Apple security flaw ‘actively exploited’ by hackers to fully control devices | apple
Apple users have been urged to immediately update their iPhones, iPads and Macs to protect against a pair of security vulnerabilities that could allow attackers to take complete control of their devices.
In both cases, Apple said, there are credible reports that hackers are already abusing the vulnerabilities to attack users.
One of the software vulnerabilities affects the kernel, the deepest layer of the operating system shared by all devices, Apple said. The second affects WebKit, the underlying technology of the Safari browser.
For each of the bugs, the company said it was “aware of a report that this issue may have been actively exploited,” though it did not provide further details. It credited one or more anonymous researchers with revealing both.
Anyone with an iPhone released since 2015, an iPad released since 2014, or a Mac running macOS Monterey can download the update by opening the settings menu on their mobile device, or selecting “software update” from the “about this Mac” menu on their computer.
Rachel Tobac, CEO of SocialProof Security, said Apple’s explanation of the vulnerability meant that a hacker could gain “full admin access to the device” so they could “run any code as if they were you, the user.”
Those who should pay particular attention to updating their software are “people who are in the public eye,” such as activists or journalists who could be targets of sophisticated nation-state espionage, Tobac said.
Until the fix was released on Wednesday, the vulnerabilities would have been classified as “zero-day” bugs, because there has been a fix available for them for zero days. Such vulnerabilities are hugely valuable on the open market, where cyber arms brokers will buy them for hundreds of thousands or millions of dollars.
The broker Zerodium, for example, will pay “up to $500,000” for a security weakness that can be used to hack a user through Safari, and up to $2 million for a fully developed piece of malware that can hack an iPhone without a user having to click something. The company says the customers for such vulnerabilities are “government institutions (mainly from Europe and North America)”.

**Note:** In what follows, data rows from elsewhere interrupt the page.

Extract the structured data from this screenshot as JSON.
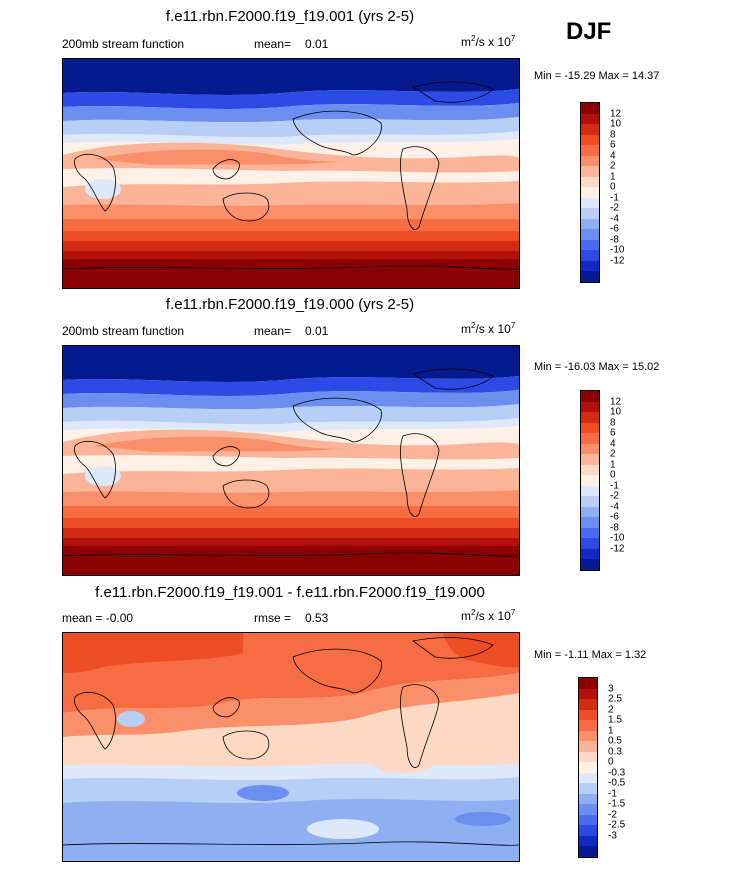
{
  "season": "DJF",
  "panels": [
    {
      "title": "f.e11.rbn.F2000.f19_f19.001 (yrs 2-5)",
      "left_label": "200mb stream function",
      "mean_label": "mean=",
      "mean_value": "0.01",
      "units_base": "m",
      "units_rest": "/s x 10",
      "units_sup1": "2",
      "units_sup2": "7",
      "min_max": "Min = -15.29 Max =  14.37",
      "colorbar": {
        "colors": [
          "#8b0000",
          "#b30f0b",
          "#d52b12",
          "#ee4d26",
          "#f76c42",
          "#fb8f6a",
          "#fbb497",
          "#fdd8c3",
          "#fef0e6",
          "#dde9fb",
          "#b7cef7",
          "#8eaff2",
          "#6b8ff0",
          "#4a6df0",
          "#2b4ae6",
          "#1228c8",
          "#061a8f"
        ],
        "labels": [
          "12",
          "10",
          "8",
          "6",
          "4",
          "2",
          "1",
          "0",
          "-1",
          "-2",
          "-4",
          "-6",
          "-8",
          "-10",
          "-12"
        ]
      }
    },
    {
      "title": "f.e11.rbn.F2000.f19_f19.000 (yrs 2-5)",
      "left_label": "200mb stream function",
      "mean_label": "mean=",
      "mean_value": "0.01",
      "units_base": "m",
      "units_rest": "/s x 10",
      "units_sup1": "2",
      "units_sup2": "7",
      "min_max": "Min = -16.03 Max =  15.02",
      "colorbar": {
        "colors": [
          "#8b0000",
          "#b30f0b",
          "#d52b12",
          "#ee4d26",
          "#f76c42",
          "#fb8f6a",
          "#fbb497",
          "#fdd8c3",
          "#fef0e6",
          "#dde9fb",
          "#b7cef7",
          "#8eaff2",
          "#6b8ff0",
          "#4a6df0",
          "#2b4ae6",
          "#1228c8",
          "#061a8f"
        ],
        "labels": [
          "12",
          "10",
          "8",
          "6",
          "4",
          "2",
          "1",
          "0",
          "-1",
          "-2",
          "-4",
          "-6",
          "-8",
          "-10",
          "-12"
        ]
      }
    },
    {
      "title": "f.e11.rbn.F2000.f19_f19.001 - f.e11.rbn.F2000.f19_f19.000",
      "left_label": "mean =  -0.00",
      "mean_label": "rmse =",
      "mean_value": "0.53",
      "units_base": "m",
      "units_rest": "/s x 10",
      "units_sup1": "2",
      "units_sup2": "7",
      "min_max": "Min =  -1.11 Max =   1.32",
      "colorbar": {
        "colors": [
          "#8b0000",
          "#b30f0b",
          "#d52b12",
          "#ee4d26",
          "#f76c42",
          "#fb8f6a",
          "#fbb497",
          "#fdd8c3",
          "#fef0e6",
          "#dde9fb",
          "#b7cef7",
          "#8eaff2",
          "#6b8ff0",
          "#4a6df0",
          "#2b4ae6",
          "#1228c8",
          "#061a8f"
        ],
        "labels": [
          "3",
          "2.5",
          "2",
          "1.5",
          "1",
          "0.5",
          "0.3",
          "0",
          "-0.3",
          "-0.5",
          "-1",
          "-1.5",
          "-2",
          "-2.5",
          "-3"
        ]
      }
    }
  ]
}
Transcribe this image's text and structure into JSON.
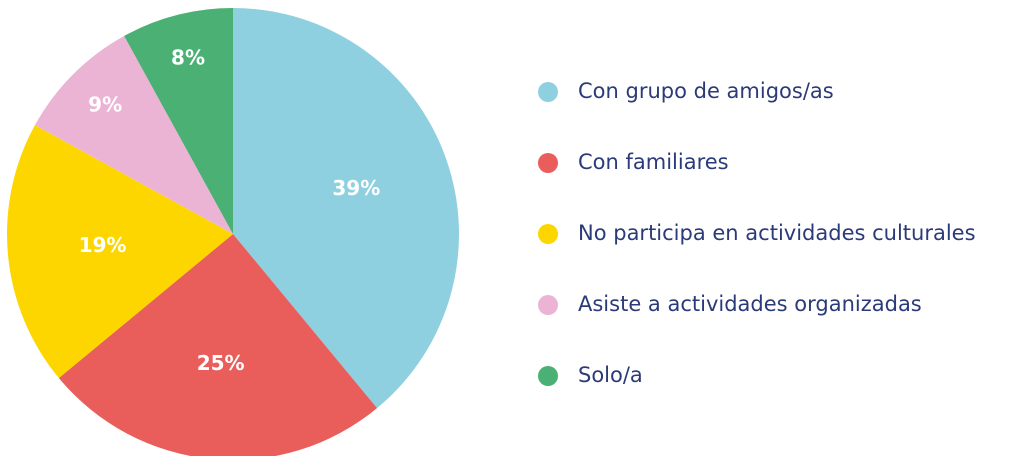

Commercial spyware companies such as Israel’s NSO Group are known to identify and exploit such flaws, exploiting them in malware that stealthily infects targets’ smartphones, siphons their contents and monitors the targets in real time.
NSO Group is blacklisted by the US Commerce Department. Spyware is known to have been used in Europe, the Middle East, Africa and Latin America against journalists, dissidents and human rights activists.
Will Strafach, a security researcher, said he had not seen any technical analysis of the vulnerabilities that Apple has just patched. The company has previously acknowledged similar serious flaws, and on what Strafach estimated to be perhaps a dozen times, noted that it was aware of reports that such security holes had been exploited.